I understand that notions of god may very well predate the Sky God and Earth Mother, but we have no evidence of earlier deities.

Either way, artifact-artificer relationship still seems insufficient. Notions of god, through history, have always concerned themselves with the question of "why?" the deity does something.

Quote:
In the end I think it comes down to approach - and rather than looking back to the earliest know example, which to my mind is a method that loses validity to the sheer depth of time involved, I adopt an evolutionary understanding of man and explain the occurence in the terms. Both evolution and the concept of God certainly did occur - and by adopting this method of explanation we can put ourselves there to some extent, whereas a histrorical analysis cannot reach.


How does looking at the earliest know examples lose validity? Again, the concepts of god do evolve, but they evolve from some point and do not go back through time infinately.

We study the history of the universe from the Big Bang onward because we cannot know of anything prior to that moment. Similarly, we cannot know about god notions prior to the Sky God and Earth Mother.

What we can do is look at the earliest examples of god notions and move on from that point. Even these two deities have undergone immense evolution.
iconoclast
 
  1  
Reply Fri 12 Sep, 2008 02:42 pm
@Didymos Thomas,
Didymos Thomas,

Okay then, we disagree. I've explained myself - you've explained yourself, and we do not find agreement. I can live with that. But in relation to our overall disagreement, think what this means. It put's the concept of God right there at the dawn of human intellect, and as instrumental to human society. It fully acknowledges the great spiritual significance of the concept, though organized religion will be heavily critisized as this argument continues. Does this not accord to some degree with your own position?

iconoclast.
0 Replies
 
Grimlock
 
  1  
Reply Fri 12 Sep, 2008 03:08 pm
@Didymos Thomas,
Ike, thanks for providing so much to chew on.

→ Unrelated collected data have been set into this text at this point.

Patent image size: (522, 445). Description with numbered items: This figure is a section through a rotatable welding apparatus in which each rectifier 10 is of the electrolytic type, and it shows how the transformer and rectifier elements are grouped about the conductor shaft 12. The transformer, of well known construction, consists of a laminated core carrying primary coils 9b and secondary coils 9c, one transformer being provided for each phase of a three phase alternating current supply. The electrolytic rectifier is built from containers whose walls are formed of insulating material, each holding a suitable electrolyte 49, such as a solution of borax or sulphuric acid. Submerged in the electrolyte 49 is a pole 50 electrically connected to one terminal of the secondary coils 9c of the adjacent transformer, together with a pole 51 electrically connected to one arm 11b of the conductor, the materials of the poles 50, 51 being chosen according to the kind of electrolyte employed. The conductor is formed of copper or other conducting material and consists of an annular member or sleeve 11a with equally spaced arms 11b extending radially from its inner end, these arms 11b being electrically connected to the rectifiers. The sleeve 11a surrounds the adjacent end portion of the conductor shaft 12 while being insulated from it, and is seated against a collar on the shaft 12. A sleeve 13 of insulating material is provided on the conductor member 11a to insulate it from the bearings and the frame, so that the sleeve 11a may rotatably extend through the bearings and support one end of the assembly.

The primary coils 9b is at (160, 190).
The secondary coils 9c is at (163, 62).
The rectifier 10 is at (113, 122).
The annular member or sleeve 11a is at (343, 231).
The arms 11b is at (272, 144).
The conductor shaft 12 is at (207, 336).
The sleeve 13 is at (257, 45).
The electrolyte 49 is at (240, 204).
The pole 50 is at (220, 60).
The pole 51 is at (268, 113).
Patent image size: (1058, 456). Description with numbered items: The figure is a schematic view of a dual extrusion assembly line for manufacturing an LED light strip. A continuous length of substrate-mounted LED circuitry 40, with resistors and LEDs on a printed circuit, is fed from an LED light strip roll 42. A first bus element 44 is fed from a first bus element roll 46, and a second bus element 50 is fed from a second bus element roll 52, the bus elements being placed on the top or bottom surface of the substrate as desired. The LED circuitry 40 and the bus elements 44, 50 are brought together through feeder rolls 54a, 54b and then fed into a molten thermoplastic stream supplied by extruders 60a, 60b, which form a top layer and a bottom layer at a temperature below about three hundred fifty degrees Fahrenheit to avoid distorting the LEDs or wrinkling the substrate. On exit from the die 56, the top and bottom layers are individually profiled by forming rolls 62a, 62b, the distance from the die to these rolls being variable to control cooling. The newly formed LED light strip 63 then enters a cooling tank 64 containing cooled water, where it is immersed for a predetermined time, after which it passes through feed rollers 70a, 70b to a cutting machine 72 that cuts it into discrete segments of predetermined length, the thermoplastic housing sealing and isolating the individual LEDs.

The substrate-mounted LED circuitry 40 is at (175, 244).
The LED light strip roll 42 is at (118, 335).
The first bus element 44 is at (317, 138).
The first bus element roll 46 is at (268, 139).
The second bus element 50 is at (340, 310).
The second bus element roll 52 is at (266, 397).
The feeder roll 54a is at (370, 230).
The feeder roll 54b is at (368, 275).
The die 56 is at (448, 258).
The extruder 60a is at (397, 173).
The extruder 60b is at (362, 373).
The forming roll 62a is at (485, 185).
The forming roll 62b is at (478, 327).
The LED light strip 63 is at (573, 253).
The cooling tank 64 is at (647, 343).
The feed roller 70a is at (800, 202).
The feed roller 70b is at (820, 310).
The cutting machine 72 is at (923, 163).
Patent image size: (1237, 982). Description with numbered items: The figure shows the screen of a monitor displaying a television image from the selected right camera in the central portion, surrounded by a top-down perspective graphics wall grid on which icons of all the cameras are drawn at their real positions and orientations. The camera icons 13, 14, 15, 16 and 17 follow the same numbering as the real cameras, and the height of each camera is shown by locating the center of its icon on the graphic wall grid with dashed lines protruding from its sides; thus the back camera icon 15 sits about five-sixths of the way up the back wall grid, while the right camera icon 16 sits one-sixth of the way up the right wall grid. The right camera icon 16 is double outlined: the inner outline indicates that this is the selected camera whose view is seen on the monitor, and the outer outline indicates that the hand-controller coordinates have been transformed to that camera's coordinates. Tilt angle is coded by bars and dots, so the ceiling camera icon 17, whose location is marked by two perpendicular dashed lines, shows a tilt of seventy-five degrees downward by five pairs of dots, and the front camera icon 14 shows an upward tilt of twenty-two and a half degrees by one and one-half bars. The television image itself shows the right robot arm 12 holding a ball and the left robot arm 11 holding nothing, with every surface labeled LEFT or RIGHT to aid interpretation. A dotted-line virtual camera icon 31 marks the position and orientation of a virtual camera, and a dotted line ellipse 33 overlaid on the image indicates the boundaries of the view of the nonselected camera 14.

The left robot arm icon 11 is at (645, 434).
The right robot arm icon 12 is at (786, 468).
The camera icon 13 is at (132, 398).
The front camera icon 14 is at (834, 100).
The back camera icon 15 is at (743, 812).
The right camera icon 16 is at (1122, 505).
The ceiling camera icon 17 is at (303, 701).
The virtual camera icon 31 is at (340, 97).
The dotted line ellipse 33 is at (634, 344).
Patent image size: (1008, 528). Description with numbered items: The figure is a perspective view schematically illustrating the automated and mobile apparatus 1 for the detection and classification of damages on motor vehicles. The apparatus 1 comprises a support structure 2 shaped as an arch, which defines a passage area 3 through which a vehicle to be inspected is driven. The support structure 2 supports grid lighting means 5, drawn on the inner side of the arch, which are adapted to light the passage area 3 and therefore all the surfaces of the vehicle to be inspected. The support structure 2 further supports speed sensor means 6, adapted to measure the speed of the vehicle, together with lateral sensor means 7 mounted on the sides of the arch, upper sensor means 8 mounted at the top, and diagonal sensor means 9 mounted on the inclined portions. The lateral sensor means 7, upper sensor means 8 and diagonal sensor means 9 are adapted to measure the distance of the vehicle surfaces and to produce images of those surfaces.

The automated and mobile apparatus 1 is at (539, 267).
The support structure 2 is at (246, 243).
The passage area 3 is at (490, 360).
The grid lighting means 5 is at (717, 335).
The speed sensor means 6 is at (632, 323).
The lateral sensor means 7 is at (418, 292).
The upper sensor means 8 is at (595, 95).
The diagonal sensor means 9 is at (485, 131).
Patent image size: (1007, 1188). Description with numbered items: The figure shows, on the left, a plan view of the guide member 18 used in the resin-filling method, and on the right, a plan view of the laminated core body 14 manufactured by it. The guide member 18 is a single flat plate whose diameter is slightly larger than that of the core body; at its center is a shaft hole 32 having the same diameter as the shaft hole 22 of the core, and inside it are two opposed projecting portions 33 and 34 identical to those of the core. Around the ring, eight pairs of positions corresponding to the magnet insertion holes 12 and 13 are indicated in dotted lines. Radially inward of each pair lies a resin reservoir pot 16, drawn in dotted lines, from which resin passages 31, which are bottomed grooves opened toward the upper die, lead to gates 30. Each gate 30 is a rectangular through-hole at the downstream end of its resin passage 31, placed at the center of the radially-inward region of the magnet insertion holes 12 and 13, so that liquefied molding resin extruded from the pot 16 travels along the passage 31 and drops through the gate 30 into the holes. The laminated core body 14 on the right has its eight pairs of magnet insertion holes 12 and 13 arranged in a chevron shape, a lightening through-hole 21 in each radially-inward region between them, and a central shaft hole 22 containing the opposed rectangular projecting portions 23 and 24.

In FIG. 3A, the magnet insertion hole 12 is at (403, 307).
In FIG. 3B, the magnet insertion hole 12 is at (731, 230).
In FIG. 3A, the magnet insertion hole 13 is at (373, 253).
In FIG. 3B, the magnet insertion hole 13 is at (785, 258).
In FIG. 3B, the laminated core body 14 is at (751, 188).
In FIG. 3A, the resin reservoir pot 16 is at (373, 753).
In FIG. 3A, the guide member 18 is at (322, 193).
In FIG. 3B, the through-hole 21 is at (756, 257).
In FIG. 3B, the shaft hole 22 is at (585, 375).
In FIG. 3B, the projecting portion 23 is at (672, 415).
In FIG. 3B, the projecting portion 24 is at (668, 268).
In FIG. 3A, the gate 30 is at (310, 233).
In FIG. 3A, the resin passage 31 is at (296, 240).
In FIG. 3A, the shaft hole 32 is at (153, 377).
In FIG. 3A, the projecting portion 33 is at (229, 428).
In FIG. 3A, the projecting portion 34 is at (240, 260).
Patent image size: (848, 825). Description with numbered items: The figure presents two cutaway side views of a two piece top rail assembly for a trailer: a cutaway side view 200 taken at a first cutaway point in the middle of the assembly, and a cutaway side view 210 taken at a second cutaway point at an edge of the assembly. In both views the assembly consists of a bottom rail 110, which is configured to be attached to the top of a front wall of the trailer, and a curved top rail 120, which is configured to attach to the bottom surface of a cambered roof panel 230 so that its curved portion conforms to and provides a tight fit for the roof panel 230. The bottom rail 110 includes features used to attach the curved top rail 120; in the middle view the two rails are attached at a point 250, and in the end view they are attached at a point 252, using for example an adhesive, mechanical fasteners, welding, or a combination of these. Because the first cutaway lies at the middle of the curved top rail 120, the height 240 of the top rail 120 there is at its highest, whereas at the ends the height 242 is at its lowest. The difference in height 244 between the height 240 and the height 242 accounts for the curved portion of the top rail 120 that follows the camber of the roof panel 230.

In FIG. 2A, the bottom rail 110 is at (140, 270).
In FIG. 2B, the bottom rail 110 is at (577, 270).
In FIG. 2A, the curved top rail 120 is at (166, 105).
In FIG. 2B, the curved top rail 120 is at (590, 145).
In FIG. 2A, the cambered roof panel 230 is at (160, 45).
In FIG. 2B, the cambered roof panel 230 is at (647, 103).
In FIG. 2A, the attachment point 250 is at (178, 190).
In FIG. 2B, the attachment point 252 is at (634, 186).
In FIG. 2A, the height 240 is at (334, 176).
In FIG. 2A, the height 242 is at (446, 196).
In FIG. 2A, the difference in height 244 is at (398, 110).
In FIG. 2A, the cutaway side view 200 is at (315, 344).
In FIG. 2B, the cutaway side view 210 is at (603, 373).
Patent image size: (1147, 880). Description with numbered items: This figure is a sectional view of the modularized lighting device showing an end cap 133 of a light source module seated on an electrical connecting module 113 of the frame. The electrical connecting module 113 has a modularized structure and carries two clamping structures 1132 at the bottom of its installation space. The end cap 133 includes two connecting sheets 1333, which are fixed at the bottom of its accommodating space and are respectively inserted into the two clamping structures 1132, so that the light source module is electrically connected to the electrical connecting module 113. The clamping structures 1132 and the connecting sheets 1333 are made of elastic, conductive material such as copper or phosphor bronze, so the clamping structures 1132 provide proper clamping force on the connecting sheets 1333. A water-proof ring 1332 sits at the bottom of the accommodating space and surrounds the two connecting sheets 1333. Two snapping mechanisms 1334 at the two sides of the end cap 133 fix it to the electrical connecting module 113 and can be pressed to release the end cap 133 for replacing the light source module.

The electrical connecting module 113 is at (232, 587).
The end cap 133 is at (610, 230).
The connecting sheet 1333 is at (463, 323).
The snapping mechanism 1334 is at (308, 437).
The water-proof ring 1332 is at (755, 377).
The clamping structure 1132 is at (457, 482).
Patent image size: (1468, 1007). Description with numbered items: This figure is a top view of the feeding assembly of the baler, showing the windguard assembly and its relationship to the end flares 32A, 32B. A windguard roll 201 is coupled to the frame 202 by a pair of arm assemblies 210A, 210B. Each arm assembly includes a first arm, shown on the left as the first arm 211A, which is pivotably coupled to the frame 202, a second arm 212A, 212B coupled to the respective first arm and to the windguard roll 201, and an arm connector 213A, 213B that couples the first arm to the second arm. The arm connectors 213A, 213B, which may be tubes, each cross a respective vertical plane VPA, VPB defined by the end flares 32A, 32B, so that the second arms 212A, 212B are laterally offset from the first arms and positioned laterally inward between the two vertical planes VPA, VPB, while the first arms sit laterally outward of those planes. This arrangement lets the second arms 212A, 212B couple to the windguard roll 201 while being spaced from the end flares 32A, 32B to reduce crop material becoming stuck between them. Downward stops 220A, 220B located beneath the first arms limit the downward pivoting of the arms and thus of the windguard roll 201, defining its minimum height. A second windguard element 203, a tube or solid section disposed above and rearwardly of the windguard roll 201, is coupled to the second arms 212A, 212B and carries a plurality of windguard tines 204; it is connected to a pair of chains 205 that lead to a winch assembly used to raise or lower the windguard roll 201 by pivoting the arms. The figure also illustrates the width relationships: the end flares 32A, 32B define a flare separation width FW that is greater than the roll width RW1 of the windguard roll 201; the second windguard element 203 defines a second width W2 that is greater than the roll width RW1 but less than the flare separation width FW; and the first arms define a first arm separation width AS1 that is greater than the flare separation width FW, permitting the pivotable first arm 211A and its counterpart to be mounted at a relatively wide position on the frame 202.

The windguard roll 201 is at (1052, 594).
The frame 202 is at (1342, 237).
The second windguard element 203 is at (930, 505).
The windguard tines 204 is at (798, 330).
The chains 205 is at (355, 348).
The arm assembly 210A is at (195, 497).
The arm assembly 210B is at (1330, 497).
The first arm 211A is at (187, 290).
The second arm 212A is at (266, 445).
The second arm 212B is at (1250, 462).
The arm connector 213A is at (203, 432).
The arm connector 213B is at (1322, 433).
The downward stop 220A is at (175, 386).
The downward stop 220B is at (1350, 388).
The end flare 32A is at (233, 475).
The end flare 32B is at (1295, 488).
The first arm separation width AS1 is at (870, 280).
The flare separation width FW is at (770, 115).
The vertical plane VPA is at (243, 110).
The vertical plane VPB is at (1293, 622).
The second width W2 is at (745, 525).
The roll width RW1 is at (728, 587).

Allright, my first substantive comment is this: are there not many possible ways that man moved from the small tribal association to larger, more communal civilization? Just using war and peace as our model, I can think of two other plausible scenarios more-or-less off the top of my head:

1) Oligarchy and hierarchy: The increasing sophistication of language may have led to progressively more and more complex "military" arrangements among males in a tribe in which incentives (in the form of privileges) existed for all members of the pecking order but the weakest males, who also happened to be at the bottom of hierarchy. In theory, a fairly sophisticated and stable system of fealty could develop without the need for tremendously detailed verbal communication. Would such a development (which may have followed from linguistic evolution rather than any great conceptual breakthrough) not facilitate the conquering and assimilation of more peaceful cultures and therefore the "civilization" of man? Could it be that man first started making "art" when he had the leisure time to do it? The twiddling-thumbs-while-the-slaves-gather-berries hypothesis.

2) War with neanderthals may have engendered "us and them" feelings among tribal members and led to a repeat of the above. Or at least it would make for a sweet cartoon. Does Stanley Kubrik have any children that lived?

This is not really an argument for or against the artificer-artifact realization as a seed of human religion, only a doorway to a couple of the many possible truths about the social changes that Ike describes. I see no particular reason why the development of society and religion (to a certain point, obviously) need go hand-in-hand.